The study looked at the role zoning and housing costs play in students’ access to high-performing schools. The report found anti-density zoning laws and rules discouraging affordable housing lead to economic and educational segregation. This is bad, because studies show economic integration raises the performance of low-income students.
The Rochester metro area scored poorly in the study:
- Rochester has the 22nd most restrictive zoning laws in the country.
- Rochester is the 20th most economically-segregated area in the country. 47% of low-income students would have to change zip codes to achieve an equal income distribution across schools.
- Housing costs near high-scoring elementary schools are 2.7 times higher than housing costs near low-income elementary schools.

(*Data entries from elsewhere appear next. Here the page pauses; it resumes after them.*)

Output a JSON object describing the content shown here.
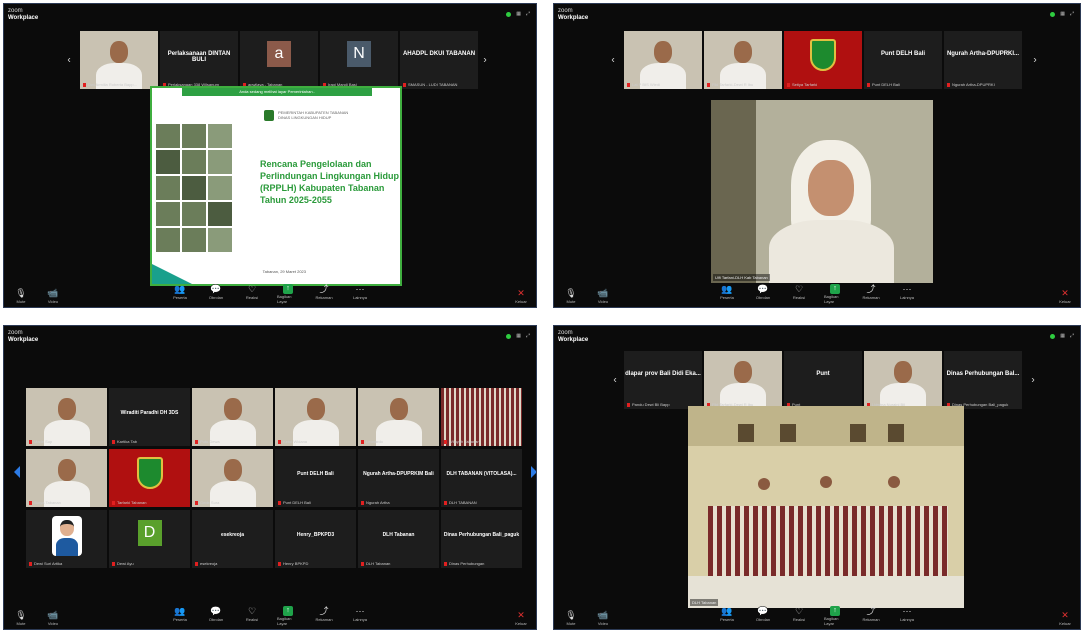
{
  "w1": {
    "title_line1": "zoom",
    "title_line2": "Workplace",
    "strip": [
      {
        "label": "",
        "kind": "face",
        "name": "Dwi Armilia Roberta Bapp..."
      },
      {
        "label": "Perlaksanaan DINTAN BULI",
        "kind": "text",
        "name": "Perlaksanaan 338 Wilsanum"
      },
      {
        "label": "a",
        "kind": "letter",
        "letter_color": "#8b5a4a",
        "name": "apwilaya - Tabanan"
      },
      {
        "label": "N",
        "kind": "letter",
        "letter_color": "#4a5a6a",
        "name": "Iragi Mandi Basi"
      },
      {
        "label": "AHADPL DKUI TABANAN",
        "kind": "text",
        "name": "SMASUN - LUDI TABANAN"
      }
    ],
    "slide": {
      "banner": "Anda sedang melihat layar Pemerintahan..",
      "org_line1": "PEMERINTAH KABUPATEN TABANAN",
      "org_line2": "DINAS LINGKUNGAN HIDUP",
      "title": "Rencana Pengelolaan dan Perlindungan Lingkungan Hidup (RPPLH) Kabupaten Tabanan Tahun 2025-2055",
      "date": "Tabanan, 29 Maret 2023"
    },
    "toolbar": {
      "left": [
        {
          "icon": "🎙",
          "label": "Mute"
        },
        {
          "icon": "📹",
          "label": "Video"
        }
      ],
      "center": [
        {
          "icon": "👥",
          "label": "Peserta"
        },
        {
          "icon": "💬",
          "label": "Obrolan"
        },
        {
          "icon": "♡",
          "label": "Reaksi"
        },
        {
          "icon": "↑",
          "label": "Bagikan Layar"
        },
        {
          "icon": "⤴",
          "label": "Rekaman"
        },
        {
          "icon": "⋯",
          "label": "Lainnya"
        }
      ],
      "right": [
        {
          "icon": "✕",
          "label": "Keluar"
        }
      ]
    }
  },
  "w2": {
    "title_line1": "zoom",
    "title_line2": "Workplace",
    "strip": [
      {
        "label": "",
        "kind": "face",
        "name": "Lat P BIS Wiedi"
      },
      {
        "label": "",
        "kind": "face",
        "name": "Fiki Tarfarki-Dewi R Ibu"
      },
      {
        "label": "",
        "kind": "crest",
        "name": "Setiya Tarfarki"
      },
      {
        "label": "Punt DELH Bali",
        "kind": "text",
        "name": "Punt DELH Bali"
      },
      {
        "label": "Ngurah Artha-DPUPRKI...",
        "kind": "text",
        "name": "Ngurah Artha-DPUPRKI"
      }
    ],
    "speaker_name": "Ulfi Tarfani-DLH Kab Tabanan",
    "toolbar": {
      "left": [
        {
          "icon": "🎙",
          "label": "Mute"
        },
        {
          "icon": "📹",
          "label": "Video"
        }
      ],
      "center": [
        {
          "icon": "👥",
          "label": "Peserta"
        },
        {
          "icon": "💬",
          "label": "Obrolan"
        },
        {
          "icon": "♡",
          "label": "Reaksi"
        },
        {
          "icon": "↑",
          "label": "Bagikan Layar"
        },
        {
          "icon": "⤴",
          "label": "Rekaman"
        },
        {
          "icon": "⋯",
          "label": "Lainnya"
        }
      ],
      "right": [
        {
          "icon": "✕",
          "label": "Keluar"
        }
      ]
    }
  },
  "w3": {
    "title_line1": "zoom",
    "title_line2": "Workplace",
    "grid": [
      {
        "label": "",
        "kind": "face",
        "name": "Made Sup"
      },
      {
        "label": "Wiraditi Paradhi DH 3DS",
        "kind": "text",
        "name": "Kartika Tab"
      },
      {
        "label": "",
        "kind": "face",
        "name": "Putu Dewa"
      },
      {
        "label": "",
        "kind": "face",
        "name": "Ketut Widana"
      },
      {
        "label": "",
        "kind": "face",
        "name": "Leonardo"
      },
      {
        "label": "",
        "kind": "room",
        "name": "Wilayah Tabanan"
      },
      {
        "label": "",
        "kind": "face",
        "name": "Surya Tabanan"
      },
      {
        "label": "",
        "kind": "crest",
        "name": "Tarfarki Tabanan"
      },
      {
        "label": "",
        "kind": "face",
        "name": "Gede Sura"
      },
      {
        "label": "Punt DELH Bali",
        "kind": "text",
        "name": "Punt DELH Bali"
      },
      {
        "label": "Ngurah Artha-DPUPRKIM Bali",
        "kind": "text",
        "name": "Ngurah Artha"
      },
      {
        "label": "DLH TABANAN (VITOLASA)...",
        "kind": "text",
        "name": "DLH TABANAN"
      },
      {
        "label": "",
        "kind": "avatar",
        "name": "Dewi Suri Artika"
      },
      {
        "label": "D",
        "kind": "dletter",
        "name": "Dewi Ayu"
      },
      {
        "label": "esekreoja",
        "kind": "text",
        "name": "esekreoja"
      },
      {
        "label": "Henry_BPKPD3",
        "kind": "text",
        "name": "Henry BPKPD"
      },
      {
        "label": "DLH Tabanan",
        "kind": "text",
        "name": "DLH Tabanan"
      },
      {
        "label": "Dinas Perhubungan Bali_paguk",
        "kind": "text",
        "name": "Dinas Perhubungan"
      }
    ],
    "toolbar": {
      "left": [
        {
          "icon": "🎙",
          "label": "Mute"
        },
        {
          "icon": "📹",
          "label": "Video"
        }
      ],
      "center": [
        {
          "icon": "👥",
          "label": "Peserta"
        },
        {
          "icon": "💬",
          "label": "Obrolan"
        },
        {
          "icon": "♡",
          "label": "Reaksi"
        },
        {
          "icon": "↑",
          "label": "Bagikan Layar"
        },
        {
          "icon": "⤴",
          "label": "Rekaman"
        },
        {
          "icon": "⋯",
          "label": "Lainnya"
        }
      ],
      "right": [
        {
          "icon": "✕",
          "label": "Keluar"
        }
      ]
    }
  },
  "w4": {
    "title_line1": "zoom",
    "title_line2": "Workplace",
    "strip": [
      {
        "label": "dlapar prov Bali Didi Eka...",
        "kind": "text",
        "name": "Pandu Dewi Bli Bapp"
      },
      {
        "label": "",
        "kind": "face",
        "name": "Fiki Tarfarki-Dewi R Ibu"
      },
      {
        "label": "Punt",
        "kind": "text",
        "name": "Punt"
      },
      {
        "label": "",
        "kind": "face",
        "name": "Lidwina Nuraini Bil"
      },
      {
        "label": "Dinas Perhubungan Bal...",
        "kind": "text",
        "name": "Dinas Perhubungan Bali_paguk"
      }
    ],
    "room_name": "DLH Tabanan",
    "toolbar": {
      "left": [
        {
          "icon": "🎙",
          "label": "Mute"
        },
        {
          "icon": "📹",
          "label": "Video"
        }
      ],
      "center": [
        {
          "icon": "👥",
          "label": "Peserta"
        },
        {
          "icon": "💬",
          "label": "Obrolan"
        },
        {
          "icon": "♡",
          "label": "Reaksi"
        },
        {
          "icon": "↑",
          "label": "Bagikan Layar"
        },
        {
          "icon": "⤴",
          "label": "Rekaman"
        },
        {
          "icon": "⋯",
          "label": "Lainnya"
        }
      ],
      "right": [
        {
          "icon": "✕",
          "label": "Keluar"
        }
      ]
    }
  },
  "colors": {
    "window_bg": "#0b0b0b",
    "tile_bg": "#1d1d1d",
    "accent_green": "#1fa34a",
    "mute_red": "#e02020",
    "nav_blue": "#2c7be5"
  }
}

- High and middle-income students score 31 percentage points higher on standardized tests than low-income students. The size of the gap is the 7th highest in the country.
Here are excerpts from the study’s discussion:
When large numbers of students are not educated up to their potential, it drains the pool of potential inventors, researchers, civic leaders, and skilled laborers that would otherwise nurture innovation and economic prosperity.

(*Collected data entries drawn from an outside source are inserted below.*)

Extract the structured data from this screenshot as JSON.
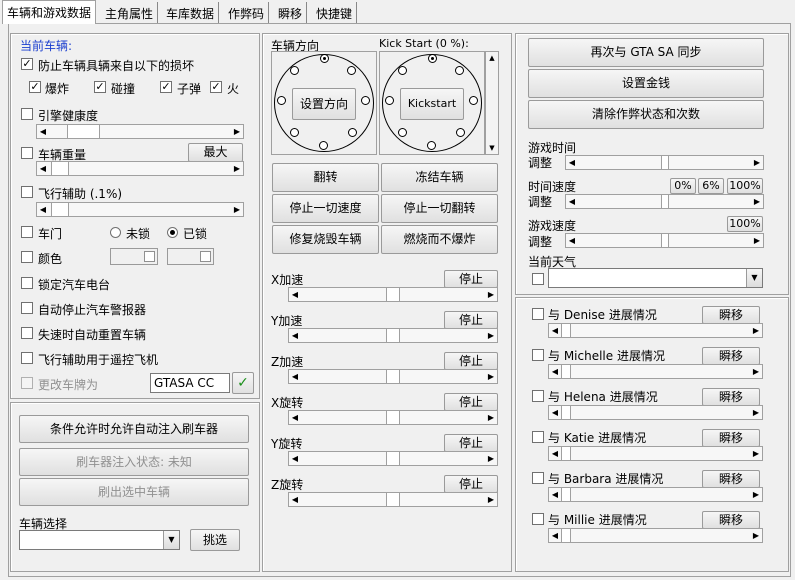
{
  "tabs": [
    "车辆和游戏数据",
    "主角属性",
    "车库数据",
    "作弊码",
    "瞬移",
    "快捷键"
  ],
  "vehicle": {
    "section_label": "当前车辆:",
    "protect_label": "防止车辆具辆来自以下的损坏",
    "protect_checked": true,
    "damage": {
      "explosion": "爆炸",
      "collision": "碰撞",
      "bullet": "子弹",
      "fire": "火"
    },
    "engine_health": "引擎健康度",
    "weight": "车辆重量",
    "weight_max_btn": "最大",
    "flight_assist": "飞行辅助 (.1%)",
    "door": "车门",
    "unlocked": "未锁",
    "locked": "已锁",
    "door_state": "locked",
    "color": "颜色",
    "lock_radio": "锁定汽车电台",
    "auto_stop_alarm": "自动停止汽车警报器",
    "auto_reset": "失速时自动重置车辆",
    "flight_remote": "飞行辅助用于遥控飞机",
    "change_plate": "更改车牌为",
    "plate_value": "GTASA CC",
    "check_mark": "✓"
  },
  "injector": {
    "auto_inject_btn": "条件允许时允许自动注入刷车器",
    "status_btn": "刷车器注入状态: 未知",
    "spawn_btn": "刷出选中车辆",
    "select_label": "车辆选择",
    "pick_btn": "挑选"
  },
  "direction": {
    "label": "车辆方向",
    "set_btn": "设置方向",
    "kick_label": "Kick Start (0 %):",
    "kick_btn": "Kickstart"
  },
  "actions": {
    "flip": "翻转",
    "freeze": "冻结车辆",
    "stop_speed": "停止一切速度",
    "stop_flip": "停止一切翻转",
    "repair": "修复烧毁车辆",
    "burn": "燃烧而不爆炸"
  },
  "forces": [
    {
      "label": "X加速",
      "btn": "停止"
    },
    {
      "label": "Y加速",
      "btn": "停止"
    },
    {
      "label": "Z加速",
      "btn": "停止"
    },
    {
      "label": "X旋转",
      "btn": "停止"
    },
    {
      "label": "Y旋转",
      "btn": "停止"
    },
    {
      "label": "Z旋转",
      "btn": "停止"
    }
  ],
  "game": {
    "sync_btn": "再次与 GTA SA 同步",
    "money_btn": "设置金钱",
    "clear_btn": "清除作弊状态和次数",
    "time_label": "游戏时间",
    "adjust": "调整",
    "speed_label": "时间速度",
    "pct0": "0%",
    "pct6": "6%",
    "pct100": "100%",
    "gamespeed_label": "游戏速度",
    "gs100": "100%",
    "weather_label": "当前天气"
  },
  "girls": [
    {
      "label": "与 Denise 进展情况",
      "btn": "瞬移"
    },
    {
      "label": "与 Michelle 进展情况",
      "btn": "瞬移"
    },
    {
      "label": "与 Helena 进展情况",
      "btn": "瞬移"
    },
    {
      "label": "与 Katie 进展情况",
      "btn": "瞬移"
    },
    {
      "label": "与 Barbara 进展情况",
      "btn": "瞬移"
    },
    {
      "label": "与 Millie 进展情况",
      "btn": "瞬移"
    }
  ]
}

For many families, it would be cheaper to send a child to a parochial or even more expensive private school than to move into the attendance zone of a high-scoring school.
Discriminatory zoning that forbids the construction or use of inexpensive housing in affluent neighborhoods is still widespread in metropolitan America…zoning today keeps poor people out of rich neighborhoods, and accounts for a significant portion of the school test-score gap between low-income and other children.
(Education) reform ideas certainly have merit and should be carefully evaluated and considered, but they do not address one very important mechanism that sorts poor students into the lowest-scoring schools: housing policy.
I thought this was a powerful study. But in their conclusion, the authors left out the notion of a countywide school district. Given the data, it seemed obvious.